— Не только, Эсшау-бей. И кровь тех, кого ты вел во время восстания в Цебельде, и раньше… Они погибли за чуждое дело.
— За дело ислама.
— Разве англичане, которых вы прячете в горах, мусульмане? Белл, Уркварт, Ленгворт… Тебе знакомы эти имена?
— Я понимаю так, сардар, — раздался недобрый смешок, — что ты расстрелял бы меня… Да?
— Да, — сказал Серебряков, вслушиваясь в наступившую долгую паузу и ожидая выстрела. Конечно, было глупо затевать этот разговор. Глупо откровенничать с человеком, промышлявшим разбоем и оказавшимся вне закона.
— Ты и вправду справедливый человек, сардар, — хрипло сказал Эсшау. — Ты мог сейчас обмануть меня… Даже должен был сделать это. Когда я узнал, что ты уберег Арслана от этих шакалов и даже вернул ему оружие, я не поверил сначала…

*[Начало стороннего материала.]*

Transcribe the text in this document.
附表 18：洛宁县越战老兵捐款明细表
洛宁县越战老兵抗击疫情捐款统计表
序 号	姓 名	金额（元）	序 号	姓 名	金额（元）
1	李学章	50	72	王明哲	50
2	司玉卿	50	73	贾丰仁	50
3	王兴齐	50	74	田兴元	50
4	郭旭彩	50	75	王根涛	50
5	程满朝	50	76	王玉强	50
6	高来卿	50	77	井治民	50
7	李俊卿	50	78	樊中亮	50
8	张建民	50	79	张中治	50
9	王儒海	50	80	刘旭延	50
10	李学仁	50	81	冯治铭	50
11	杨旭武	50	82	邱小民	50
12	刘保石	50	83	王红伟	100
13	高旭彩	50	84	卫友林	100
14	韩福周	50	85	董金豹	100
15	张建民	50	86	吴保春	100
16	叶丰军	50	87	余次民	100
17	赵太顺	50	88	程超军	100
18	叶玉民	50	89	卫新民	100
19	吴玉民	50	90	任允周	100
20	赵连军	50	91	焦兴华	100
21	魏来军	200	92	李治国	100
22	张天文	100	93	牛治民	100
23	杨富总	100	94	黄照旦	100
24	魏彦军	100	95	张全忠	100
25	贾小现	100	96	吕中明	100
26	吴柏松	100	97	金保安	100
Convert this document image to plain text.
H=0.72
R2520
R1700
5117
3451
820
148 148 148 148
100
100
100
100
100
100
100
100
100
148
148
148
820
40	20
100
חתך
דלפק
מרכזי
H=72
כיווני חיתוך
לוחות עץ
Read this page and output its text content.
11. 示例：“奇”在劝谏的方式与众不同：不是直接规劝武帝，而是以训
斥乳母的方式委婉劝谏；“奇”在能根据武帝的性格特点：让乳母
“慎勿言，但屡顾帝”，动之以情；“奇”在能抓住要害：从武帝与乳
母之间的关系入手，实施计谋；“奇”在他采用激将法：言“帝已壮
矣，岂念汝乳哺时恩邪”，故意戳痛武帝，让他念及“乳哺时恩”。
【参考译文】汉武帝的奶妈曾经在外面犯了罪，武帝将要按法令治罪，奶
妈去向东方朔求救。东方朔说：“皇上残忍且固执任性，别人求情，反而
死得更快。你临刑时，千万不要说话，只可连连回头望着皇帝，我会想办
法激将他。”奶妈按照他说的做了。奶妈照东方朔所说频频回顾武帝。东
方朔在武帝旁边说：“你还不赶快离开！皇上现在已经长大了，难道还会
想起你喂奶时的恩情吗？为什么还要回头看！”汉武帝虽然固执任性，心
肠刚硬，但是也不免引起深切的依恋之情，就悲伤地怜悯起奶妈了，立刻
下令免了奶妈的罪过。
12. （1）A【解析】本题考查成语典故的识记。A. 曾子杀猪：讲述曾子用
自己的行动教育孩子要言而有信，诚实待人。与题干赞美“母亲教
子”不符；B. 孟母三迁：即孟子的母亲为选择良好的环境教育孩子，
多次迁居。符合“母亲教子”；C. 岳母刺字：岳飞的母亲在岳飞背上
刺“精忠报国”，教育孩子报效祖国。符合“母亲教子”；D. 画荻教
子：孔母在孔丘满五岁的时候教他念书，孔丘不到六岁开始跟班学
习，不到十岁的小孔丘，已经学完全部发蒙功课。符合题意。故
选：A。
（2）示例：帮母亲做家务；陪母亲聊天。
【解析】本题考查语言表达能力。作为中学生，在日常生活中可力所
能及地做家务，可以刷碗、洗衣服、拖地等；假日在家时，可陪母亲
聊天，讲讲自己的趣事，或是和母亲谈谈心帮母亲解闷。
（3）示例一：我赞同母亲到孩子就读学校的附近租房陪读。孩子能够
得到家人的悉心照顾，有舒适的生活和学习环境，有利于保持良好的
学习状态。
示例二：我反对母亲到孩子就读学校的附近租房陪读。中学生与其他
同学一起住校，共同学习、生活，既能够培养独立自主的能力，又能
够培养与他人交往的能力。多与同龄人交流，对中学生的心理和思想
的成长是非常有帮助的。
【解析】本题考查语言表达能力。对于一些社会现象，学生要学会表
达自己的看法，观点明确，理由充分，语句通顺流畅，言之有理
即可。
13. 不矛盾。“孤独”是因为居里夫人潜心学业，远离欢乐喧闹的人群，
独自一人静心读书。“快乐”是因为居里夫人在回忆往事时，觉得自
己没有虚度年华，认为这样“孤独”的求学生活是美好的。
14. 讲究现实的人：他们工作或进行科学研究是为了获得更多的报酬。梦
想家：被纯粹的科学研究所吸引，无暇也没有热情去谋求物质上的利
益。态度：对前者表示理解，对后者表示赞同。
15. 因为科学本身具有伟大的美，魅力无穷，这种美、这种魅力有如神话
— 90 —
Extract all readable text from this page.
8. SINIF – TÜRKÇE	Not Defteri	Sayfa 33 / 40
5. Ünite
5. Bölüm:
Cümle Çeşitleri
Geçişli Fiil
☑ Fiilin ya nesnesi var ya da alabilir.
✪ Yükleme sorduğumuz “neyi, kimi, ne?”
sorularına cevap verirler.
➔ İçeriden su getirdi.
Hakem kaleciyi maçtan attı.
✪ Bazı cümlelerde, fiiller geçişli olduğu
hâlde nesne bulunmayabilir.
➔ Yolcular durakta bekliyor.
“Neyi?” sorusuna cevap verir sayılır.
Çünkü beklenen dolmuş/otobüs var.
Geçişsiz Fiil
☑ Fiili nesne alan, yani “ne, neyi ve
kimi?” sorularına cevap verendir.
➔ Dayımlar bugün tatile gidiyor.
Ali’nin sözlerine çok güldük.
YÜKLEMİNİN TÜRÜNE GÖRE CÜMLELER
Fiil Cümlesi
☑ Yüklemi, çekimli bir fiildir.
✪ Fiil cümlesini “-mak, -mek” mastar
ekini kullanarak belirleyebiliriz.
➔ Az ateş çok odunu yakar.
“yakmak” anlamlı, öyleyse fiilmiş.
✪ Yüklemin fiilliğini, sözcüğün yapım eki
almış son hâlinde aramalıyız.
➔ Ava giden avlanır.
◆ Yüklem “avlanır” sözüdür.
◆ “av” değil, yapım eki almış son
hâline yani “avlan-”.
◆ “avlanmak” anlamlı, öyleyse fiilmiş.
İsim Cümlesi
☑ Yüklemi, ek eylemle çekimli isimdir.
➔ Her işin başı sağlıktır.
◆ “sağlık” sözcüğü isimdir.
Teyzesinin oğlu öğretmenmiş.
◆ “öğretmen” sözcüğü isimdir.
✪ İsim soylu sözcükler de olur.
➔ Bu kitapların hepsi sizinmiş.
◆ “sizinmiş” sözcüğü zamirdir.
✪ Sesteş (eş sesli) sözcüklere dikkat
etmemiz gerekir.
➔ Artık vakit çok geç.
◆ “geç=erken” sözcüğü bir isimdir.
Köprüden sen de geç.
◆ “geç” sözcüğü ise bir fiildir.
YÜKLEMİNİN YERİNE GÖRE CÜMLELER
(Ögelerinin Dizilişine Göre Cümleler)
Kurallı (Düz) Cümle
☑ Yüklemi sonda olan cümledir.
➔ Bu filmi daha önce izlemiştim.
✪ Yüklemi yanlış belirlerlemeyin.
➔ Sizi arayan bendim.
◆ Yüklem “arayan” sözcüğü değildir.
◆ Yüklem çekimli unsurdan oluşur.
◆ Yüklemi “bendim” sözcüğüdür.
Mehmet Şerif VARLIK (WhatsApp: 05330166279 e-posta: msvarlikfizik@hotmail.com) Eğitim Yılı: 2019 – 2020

— Россия не воюет с детьми.
— Так может сказать тот, кто уверен в победе. Но если я скажу об этом Кази Мулле, Хаджи Мухаммеду или даже самому шейху Шамилю, имаму Уль-Аззаму, разве они станут слушать меня?
— Имеющий уши да слышит.
— Ты можешь идти своим путем без боязни, сардар.
— А я и не боюсь, Эсшау-бей.
— Смелость — хорошая защита, сардар, — раздалось во тьме, — но лишний десяток сабель и ружей — Лучше…
Пахнуло холодком наружного воздуха. Не раздалось ни единого шороха, но Серебряков сразу почувствовал, что теперь в палатке он один. Эсшау-бей исчез.
Вице-адмирал встал, накинул на плечи бурку и вышел из палатки. В бездонной глубине неба, цепляясь за клочья рваных туч, неслась ущербная луна. Смутные тени ветвей лежали на казавшейся серебристой парусине палаток. Поблескивал снежник.
— Стой! Кто идет? — заполошно выкрикнул часовой, и тут же послышался тонкий скрип пружины ружейного замка.
Серебряков назвал себя, подошел к часовому — милиционер-горец смотрел на вице-адмирала из-под лохм папахи.
— Спишь?
— Зачем спишь? Туда-сюда ходим, смотрим!
— И что видишь?
— Ничего не видим, тихо все. Вот тебя сейчас видим…
Утром Серебрякову доложили, что Арслан исчез, но в лагере появились двое горцев, которые хотят говорить с сардаром.
— Тысяча и одна ночь! — говорил, посмеиваясь и разводя руками, капитан Рябов. — Но каков волчонок, а? Утек, никто и не слышал!
— Я говорил, что мы постоянно подвергаемся смертельной опасности, — цедил полковник Карлгоф, почти не разжимая тонких губ и глядя на Серебрякова так, словно только что уличил его в чем-то преступном.
— На войне естественно подвергаться опасности, — холодно заметил Серебряков. — А что касается вашего предложения оставить храброго юношу заложником, то в этом, на мой взгляд, надобности не было. Неразумно, полковник.
— А теперь я хотел бы видеть появившихся в лагере горцев.
Их тотчас привели — двух бородатых, дочерна загоревших цебельдинцев, одетых в домотканые чухи, но с тем тщательно продуманным щегольством, которое всегда отличало истинного горца от жителя равнины. Они поклонились, приложив ладони к груди, губам, лбу.
— Они говорят, ваше высокопревосходительство, — сообщил переводчик, — что их прислал князь Эсшау-бей Маршани! Они говорят, что твои проводники ненадежны, а дорога на перевал трудна. Они говорят, что проведут твоих людей по самым хорошим тропам…
— Ладно, — сказал Серебряков, думая о том, что лучше было бы иметь своим союзником абрека Эсшау, чем его брата Батал-бея, пьяницу и труса.